Langfristiger Wandel
Die Richtung ist somit vorgegeben, auch wenn die Transformation der Wirtschaft und der Unternehmen einige Risiken birgt, da sie zu einer starken Zunahme von Unternehmen in Sektoren führt, die das Reifestadium bei Weitem noch nicht erreicht haben. Die grösste Herausforderung für den Vermögensverwalter besteht deshalb darin, mit der Volatilität zurechtzukommen, die sich aus einer solchen Innovationsfülle ergibt – ganz zu schweigen von der unterschiedlichen Qualität und vom ungleichen Potenzial dieser neuen Akteure. Da dieser Wandel langfristig angelegt ist, müssen die Banken diese neuen Paradigmen nun in ihre Anlagestrategien einbeziehen, ohne die Entwicklung der Realwirtschaft aus den Augen zu verlieren. Diese Synchronisierung ist für die langfristige Wertschöpfung in den Portfolios eine unabdingbare Voraussetzung, wie sich 2021 gezeigt hat, als der angestrebte Wechsel hin zu erneuerbaren Energien und die Bevorzugung entsprechender Investitionen mit dem explosionsartigen Anstieg der Öl- und Gaspreise infolge der rekordhohen Energienachfrage zusammenprallten.

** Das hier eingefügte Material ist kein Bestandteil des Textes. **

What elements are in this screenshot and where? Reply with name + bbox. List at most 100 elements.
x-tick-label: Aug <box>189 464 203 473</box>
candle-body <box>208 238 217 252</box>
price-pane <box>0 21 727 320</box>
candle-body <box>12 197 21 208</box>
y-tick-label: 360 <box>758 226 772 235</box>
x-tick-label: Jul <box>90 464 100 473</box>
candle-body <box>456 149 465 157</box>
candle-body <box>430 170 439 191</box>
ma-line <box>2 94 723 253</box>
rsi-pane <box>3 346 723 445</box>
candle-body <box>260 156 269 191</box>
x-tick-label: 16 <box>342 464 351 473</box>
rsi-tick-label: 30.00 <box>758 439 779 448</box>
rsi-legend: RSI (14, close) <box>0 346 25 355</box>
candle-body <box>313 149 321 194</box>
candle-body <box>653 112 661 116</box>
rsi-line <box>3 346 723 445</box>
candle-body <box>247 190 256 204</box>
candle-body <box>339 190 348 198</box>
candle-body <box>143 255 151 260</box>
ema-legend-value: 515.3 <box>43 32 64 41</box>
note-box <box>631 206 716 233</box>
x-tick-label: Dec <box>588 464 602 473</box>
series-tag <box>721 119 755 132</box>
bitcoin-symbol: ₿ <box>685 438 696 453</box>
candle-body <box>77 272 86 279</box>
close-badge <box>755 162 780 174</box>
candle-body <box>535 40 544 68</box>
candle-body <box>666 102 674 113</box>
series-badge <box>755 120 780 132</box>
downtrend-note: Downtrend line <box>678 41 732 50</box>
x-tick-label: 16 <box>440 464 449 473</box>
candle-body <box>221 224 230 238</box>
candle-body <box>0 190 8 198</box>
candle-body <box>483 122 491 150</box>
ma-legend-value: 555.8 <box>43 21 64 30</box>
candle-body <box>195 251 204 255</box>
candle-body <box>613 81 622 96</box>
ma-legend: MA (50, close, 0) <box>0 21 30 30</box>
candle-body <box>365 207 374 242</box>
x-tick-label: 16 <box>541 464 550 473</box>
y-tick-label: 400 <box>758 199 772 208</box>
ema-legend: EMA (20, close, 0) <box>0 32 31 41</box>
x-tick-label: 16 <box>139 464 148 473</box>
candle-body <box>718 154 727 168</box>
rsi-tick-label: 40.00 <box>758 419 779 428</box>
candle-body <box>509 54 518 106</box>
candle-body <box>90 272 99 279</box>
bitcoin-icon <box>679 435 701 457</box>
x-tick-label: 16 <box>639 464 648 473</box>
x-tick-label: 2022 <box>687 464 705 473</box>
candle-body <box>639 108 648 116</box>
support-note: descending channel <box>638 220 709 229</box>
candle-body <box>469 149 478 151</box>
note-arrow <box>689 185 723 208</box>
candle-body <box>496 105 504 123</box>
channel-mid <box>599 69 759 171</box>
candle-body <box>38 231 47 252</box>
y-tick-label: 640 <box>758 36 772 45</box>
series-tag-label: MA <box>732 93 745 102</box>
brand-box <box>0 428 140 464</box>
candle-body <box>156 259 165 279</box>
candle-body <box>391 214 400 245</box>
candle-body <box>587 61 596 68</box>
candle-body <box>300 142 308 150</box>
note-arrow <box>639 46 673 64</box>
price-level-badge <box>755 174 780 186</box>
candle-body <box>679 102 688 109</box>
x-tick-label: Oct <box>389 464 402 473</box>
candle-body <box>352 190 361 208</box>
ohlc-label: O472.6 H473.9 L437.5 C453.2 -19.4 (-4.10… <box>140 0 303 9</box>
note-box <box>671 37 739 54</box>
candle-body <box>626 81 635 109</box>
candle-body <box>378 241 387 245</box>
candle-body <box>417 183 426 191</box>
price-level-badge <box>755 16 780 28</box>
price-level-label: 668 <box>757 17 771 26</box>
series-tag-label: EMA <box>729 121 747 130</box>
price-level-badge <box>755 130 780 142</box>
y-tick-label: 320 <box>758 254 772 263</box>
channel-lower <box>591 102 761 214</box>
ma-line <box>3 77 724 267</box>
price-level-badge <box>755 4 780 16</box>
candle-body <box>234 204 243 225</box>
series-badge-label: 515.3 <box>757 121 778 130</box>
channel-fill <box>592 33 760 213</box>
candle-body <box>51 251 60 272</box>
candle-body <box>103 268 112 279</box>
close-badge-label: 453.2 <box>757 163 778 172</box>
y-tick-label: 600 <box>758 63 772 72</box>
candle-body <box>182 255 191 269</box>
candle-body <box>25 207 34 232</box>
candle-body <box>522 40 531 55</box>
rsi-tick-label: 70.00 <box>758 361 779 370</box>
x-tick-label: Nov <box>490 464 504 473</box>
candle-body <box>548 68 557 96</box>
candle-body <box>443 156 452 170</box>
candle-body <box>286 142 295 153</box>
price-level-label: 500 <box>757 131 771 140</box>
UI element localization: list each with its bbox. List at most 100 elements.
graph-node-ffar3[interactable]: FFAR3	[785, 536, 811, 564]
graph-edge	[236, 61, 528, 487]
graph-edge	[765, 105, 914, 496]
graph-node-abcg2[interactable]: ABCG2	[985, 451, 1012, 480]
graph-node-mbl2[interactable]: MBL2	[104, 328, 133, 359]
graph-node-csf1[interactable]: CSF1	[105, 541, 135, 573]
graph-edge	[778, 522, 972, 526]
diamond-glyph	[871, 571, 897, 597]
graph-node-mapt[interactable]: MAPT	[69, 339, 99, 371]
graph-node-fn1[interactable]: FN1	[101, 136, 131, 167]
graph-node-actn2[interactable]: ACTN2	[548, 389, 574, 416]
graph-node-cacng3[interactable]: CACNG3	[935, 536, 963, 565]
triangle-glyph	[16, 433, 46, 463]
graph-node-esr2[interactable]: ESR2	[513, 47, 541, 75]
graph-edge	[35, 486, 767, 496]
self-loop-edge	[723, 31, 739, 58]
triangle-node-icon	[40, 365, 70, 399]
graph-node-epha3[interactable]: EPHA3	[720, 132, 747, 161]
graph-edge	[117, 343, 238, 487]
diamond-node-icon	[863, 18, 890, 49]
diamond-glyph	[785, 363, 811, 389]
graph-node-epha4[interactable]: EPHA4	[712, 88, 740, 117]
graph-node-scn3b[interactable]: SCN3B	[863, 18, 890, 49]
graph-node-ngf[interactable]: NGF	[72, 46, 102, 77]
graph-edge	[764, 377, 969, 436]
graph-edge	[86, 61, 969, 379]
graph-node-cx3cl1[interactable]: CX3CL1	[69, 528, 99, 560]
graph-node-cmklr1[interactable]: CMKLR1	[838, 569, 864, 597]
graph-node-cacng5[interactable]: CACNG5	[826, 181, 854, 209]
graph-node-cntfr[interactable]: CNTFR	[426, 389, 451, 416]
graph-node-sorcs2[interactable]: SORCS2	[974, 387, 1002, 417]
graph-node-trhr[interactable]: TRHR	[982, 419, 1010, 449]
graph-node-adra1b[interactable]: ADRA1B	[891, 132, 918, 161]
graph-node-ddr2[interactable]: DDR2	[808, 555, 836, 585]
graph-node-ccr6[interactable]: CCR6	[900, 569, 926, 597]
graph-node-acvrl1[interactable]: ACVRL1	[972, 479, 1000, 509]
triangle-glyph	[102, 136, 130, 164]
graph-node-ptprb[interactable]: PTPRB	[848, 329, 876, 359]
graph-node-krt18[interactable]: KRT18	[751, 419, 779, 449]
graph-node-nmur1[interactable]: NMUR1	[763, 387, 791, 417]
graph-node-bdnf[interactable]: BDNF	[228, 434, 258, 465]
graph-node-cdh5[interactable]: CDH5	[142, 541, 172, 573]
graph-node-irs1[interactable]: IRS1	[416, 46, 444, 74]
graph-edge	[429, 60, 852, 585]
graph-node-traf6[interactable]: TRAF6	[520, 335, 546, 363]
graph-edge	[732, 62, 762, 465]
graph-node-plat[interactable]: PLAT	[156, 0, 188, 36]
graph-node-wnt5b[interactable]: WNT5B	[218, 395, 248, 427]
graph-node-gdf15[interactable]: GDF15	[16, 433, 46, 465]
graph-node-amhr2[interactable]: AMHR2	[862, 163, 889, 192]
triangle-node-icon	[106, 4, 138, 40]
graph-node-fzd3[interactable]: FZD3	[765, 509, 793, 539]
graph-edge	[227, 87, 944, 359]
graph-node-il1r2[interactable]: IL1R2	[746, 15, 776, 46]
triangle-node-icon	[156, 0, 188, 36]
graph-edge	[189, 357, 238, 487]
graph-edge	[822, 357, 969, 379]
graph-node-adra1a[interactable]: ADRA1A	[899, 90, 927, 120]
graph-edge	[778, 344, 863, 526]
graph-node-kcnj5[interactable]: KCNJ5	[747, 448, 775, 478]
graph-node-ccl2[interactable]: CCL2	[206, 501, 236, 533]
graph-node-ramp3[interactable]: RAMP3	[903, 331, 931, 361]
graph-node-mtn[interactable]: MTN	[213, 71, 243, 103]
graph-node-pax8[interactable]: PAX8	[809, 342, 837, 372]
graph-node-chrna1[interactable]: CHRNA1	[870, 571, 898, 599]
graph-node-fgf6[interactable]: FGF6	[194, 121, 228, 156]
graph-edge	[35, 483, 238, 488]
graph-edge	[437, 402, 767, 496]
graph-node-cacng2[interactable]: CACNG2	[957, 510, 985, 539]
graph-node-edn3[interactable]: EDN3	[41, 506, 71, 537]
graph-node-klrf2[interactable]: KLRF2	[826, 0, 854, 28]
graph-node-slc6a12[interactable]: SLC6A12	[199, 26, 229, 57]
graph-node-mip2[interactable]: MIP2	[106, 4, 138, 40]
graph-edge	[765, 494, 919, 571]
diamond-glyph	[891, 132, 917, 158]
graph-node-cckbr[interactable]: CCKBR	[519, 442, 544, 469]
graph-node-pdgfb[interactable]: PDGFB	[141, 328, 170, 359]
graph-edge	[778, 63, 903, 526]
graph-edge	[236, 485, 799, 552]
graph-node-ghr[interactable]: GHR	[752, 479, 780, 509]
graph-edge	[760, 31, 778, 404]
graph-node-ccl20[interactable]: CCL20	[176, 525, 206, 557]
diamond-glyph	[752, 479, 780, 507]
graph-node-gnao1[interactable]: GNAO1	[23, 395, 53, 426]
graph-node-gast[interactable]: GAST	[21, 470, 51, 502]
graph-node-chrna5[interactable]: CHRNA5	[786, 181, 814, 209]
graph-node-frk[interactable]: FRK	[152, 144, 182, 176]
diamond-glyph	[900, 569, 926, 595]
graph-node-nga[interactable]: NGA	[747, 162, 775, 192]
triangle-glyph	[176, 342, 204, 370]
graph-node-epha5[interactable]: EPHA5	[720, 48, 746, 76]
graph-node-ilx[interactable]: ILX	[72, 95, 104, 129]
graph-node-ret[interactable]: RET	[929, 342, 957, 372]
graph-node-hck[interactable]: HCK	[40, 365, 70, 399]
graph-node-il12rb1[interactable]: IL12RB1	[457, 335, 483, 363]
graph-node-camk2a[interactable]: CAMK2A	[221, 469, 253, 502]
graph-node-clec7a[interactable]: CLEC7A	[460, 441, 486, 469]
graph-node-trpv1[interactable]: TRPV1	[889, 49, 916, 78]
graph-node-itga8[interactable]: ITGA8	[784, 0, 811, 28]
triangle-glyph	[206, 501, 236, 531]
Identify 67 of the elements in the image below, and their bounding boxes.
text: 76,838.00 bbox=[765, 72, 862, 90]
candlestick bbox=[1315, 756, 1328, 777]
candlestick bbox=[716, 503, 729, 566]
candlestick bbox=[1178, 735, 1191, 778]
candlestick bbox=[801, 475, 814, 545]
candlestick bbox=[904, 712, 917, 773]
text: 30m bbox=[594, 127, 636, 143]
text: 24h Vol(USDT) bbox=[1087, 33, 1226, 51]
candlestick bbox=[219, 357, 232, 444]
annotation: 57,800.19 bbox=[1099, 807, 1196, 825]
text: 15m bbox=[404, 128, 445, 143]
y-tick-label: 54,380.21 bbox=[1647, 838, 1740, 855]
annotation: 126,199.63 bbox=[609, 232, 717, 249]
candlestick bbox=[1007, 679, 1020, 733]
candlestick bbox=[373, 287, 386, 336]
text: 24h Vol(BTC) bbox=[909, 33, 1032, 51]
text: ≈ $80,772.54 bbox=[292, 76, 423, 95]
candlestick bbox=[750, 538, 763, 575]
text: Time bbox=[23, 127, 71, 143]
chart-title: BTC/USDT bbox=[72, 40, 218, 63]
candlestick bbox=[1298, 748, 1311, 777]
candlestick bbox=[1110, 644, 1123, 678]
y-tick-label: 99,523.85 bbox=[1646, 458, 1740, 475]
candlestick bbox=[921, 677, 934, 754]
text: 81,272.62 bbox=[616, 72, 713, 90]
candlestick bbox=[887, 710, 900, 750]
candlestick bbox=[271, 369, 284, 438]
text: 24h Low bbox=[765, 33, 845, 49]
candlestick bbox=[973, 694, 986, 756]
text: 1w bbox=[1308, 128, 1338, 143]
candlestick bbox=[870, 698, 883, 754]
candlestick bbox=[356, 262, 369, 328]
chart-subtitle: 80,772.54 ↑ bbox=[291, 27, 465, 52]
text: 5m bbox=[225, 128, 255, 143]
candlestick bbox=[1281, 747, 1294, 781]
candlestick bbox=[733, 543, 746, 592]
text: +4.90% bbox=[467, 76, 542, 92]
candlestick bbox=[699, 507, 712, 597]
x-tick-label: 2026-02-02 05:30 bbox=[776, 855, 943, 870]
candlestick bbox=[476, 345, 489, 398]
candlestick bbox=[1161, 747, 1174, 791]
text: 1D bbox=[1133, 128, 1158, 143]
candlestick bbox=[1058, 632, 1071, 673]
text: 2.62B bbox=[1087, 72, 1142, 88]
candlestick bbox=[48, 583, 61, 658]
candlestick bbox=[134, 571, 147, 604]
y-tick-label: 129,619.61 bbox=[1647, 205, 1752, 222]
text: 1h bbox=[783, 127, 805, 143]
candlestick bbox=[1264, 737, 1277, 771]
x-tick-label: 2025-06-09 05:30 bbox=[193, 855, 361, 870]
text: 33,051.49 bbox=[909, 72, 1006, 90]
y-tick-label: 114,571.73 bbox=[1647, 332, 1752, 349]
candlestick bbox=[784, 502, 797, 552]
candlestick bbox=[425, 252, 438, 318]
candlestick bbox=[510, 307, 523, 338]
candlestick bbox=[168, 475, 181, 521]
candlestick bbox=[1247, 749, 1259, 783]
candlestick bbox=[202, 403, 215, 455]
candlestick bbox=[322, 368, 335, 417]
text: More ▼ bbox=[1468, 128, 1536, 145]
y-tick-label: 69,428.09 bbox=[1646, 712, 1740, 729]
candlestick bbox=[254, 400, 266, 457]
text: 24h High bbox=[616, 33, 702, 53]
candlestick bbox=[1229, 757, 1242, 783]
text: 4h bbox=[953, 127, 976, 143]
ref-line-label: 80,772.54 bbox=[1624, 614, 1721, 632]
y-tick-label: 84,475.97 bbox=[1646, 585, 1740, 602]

Die gute Nachricht ist, dass die Schweiz ganz eindeutig über die Qualitäten verfügt, um im Bereich nachhaltiger Finanzanlagen führend zu sein. Ihr Aktienmarkt weist eine nur sehr geringe Ausrichtung auf kohlenstoffintensive Sektoren wie Reisen, Fahrzeuge, Energie, Bergbau, Rohstoffe oder öffentliche Versorgung, aber eine hohe Ausrichtung auf Sektoren mit einem überdurchschnittlichen ESG-Rating (Umwelt, Soziales, Governance) – allen voran die Gesundheitssparte – auf. Der «ESG Quality Score» des SPI, des am breitesten gefassten Index des Schweizer Marktes, liegt bei 7,6, derjenige des MSCI All Country World Index bei 7,0. Damit ist die Schweiz in einer hervorragenden Position, um von den Vorteilen dieses unumkehrbaren wirtschaftlichen Wandels zu profitieren.